The in vitro reaction of OHE with 1-BuSH resulted in two major thioether-type compounds (SHx and SHy) produced by a 1,4-Michael addition reaction similar to the reported reactions of HNE and ONE [16,18,22]. The remaining aldehyde and ketone moiety of SHx and SHy could be involved in a secondary reaction with other nucleophiles (e.g. lysine) to form cross-linked dimer or oligomer as previously described [23,35].

There was a minor but unique adduct with a furan ring (SHa) produced by a 1,2-addition from the reaction between OHE and 1-BuSH. According to the hard and soft acids and bases theory [36], 1,4-Michael adducts occur more predominantly than 1,2-adducts, and our results are consistent with this theory. The 1,2-addition between a thiol group and α,β-unsaturated aldehydes such as 4-hydroxy-2-alkenals has not been reported before. Our results showed that (E)-2-hexenal only affected crickets temporarily, thus, the furan ring formation specific to OHE could be involved in the irreversible effect seen in crickets. Previously, Sasai et al. [32] showed that α-acaridial, a conjugated dial found in astigmatid mites, can react with 1-BuSH to form 2,3-substituted furan compound, and thus furan ring formation is supposed to be specific to conjugated dicarbonyl compounds.

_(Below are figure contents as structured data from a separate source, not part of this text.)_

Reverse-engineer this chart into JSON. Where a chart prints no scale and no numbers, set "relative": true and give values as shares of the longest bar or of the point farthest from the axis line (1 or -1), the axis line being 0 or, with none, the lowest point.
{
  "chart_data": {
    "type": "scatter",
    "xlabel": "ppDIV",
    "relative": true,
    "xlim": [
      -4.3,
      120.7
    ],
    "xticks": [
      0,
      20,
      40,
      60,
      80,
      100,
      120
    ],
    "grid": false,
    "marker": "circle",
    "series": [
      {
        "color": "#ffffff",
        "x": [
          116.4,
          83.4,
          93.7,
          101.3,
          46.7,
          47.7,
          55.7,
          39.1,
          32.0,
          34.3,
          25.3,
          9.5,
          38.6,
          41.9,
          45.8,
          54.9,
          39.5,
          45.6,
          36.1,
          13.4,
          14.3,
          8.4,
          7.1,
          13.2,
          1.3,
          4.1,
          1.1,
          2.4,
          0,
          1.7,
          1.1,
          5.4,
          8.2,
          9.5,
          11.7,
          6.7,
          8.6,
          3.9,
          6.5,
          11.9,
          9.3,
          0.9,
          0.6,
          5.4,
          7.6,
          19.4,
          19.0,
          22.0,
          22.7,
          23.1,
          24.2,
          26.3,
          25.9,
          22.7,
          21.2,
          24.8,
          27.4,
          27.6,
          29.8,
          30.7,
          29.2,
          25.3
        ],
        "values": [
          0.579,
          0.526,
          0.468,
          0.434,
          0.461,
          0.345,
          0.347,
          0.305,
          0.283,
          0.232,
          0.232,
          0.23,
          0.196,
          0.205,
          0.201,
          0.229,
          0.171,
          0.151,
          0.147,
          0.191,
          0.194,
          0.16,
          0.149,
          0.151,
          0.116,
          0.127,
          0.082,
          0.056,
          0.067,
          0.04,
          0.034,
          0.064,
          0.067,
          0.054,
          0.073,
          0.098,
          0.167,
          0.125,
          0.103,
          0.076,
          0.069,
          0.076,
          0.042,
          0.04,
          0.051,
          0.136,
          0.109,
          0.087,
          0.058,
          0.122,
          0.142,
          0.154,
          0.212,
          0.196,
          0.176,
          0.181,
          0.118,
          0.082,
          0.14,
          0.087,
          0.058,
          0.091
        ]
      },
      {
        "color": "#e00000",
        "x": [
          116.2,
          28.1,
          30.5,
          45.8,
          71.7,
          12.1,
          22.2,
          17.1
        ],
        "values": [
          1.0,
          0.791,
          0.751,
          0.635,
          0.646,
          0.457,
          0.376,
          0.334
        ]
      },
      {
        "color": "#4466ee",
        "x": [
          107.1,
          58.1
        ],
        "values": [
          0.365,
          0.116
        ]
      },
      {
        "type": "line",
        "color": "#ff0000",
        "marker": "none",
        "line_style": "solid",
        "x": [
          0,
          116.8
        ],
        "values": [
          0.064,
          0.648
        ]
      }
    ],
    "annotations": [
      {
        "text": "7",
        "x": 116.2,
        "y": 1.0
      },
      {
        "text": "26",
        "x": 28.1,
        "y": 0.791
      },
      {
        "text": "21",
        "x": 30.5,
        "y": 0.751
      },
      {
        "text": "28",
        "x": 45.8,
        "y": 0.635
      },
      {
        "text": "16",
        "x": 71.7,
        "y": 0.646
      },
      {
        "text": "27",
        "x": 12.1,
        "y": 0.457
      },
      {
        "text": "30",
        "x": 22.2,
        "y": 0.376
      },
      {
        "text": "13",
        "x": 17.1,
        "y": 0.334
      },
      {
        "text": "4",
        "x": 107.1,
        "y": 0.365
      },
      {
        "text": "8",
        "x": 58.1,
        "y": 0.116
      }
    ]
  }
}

The adduct formation of OHE with 1-BuSH and the depletion of thiol compounds after OHE exposure suggest that this compound could covalently react with a cysteine residue in proteins, enzyme active sites, glutathione, and other thiol compounds such as coenzyme A in vivo, and impair these biologically active molecules. Oral administration of a thiol inactivator, N-ethylmaleimide, to crickets resulted in very similar symptoms to the exposure of OHE (personal observation of KN), suggesting that the irreversible reaction of OHE with certain thiol compounds can inhibit the cricket’s locomotion. The effects of OHE and HNE show interesting similarities. HNE is reported to reduce the contractility of smooth muscle. With HNE, it appears to occur as an irreversible alkylation of thiol groups on the receptor system, L-type calcium channels and/or contractile apparatus of muscle [37,38]. Furthermore, actin is known as another target of HNE [39]. Thus, OHE might affect insect neurotransmission and/or muscular components in similar fashion to HNE. Further study to identify the target molecules of OHE in insects could not only contribute toward a deeper understanding of the ecological significance of OHE as a defense substance in heteropterans, but it could also contribute to the understanding of human neurodegenerative diseases caused by lipid peroxidation products. Heteropteran bugs protect themselves by discharging unpleasant volatile components that can repel their predators immediately. Having toxic compound(s), such as OHE, as another chemical barrier together with repellent in a blend, could fortify the bug’s chemical defense system.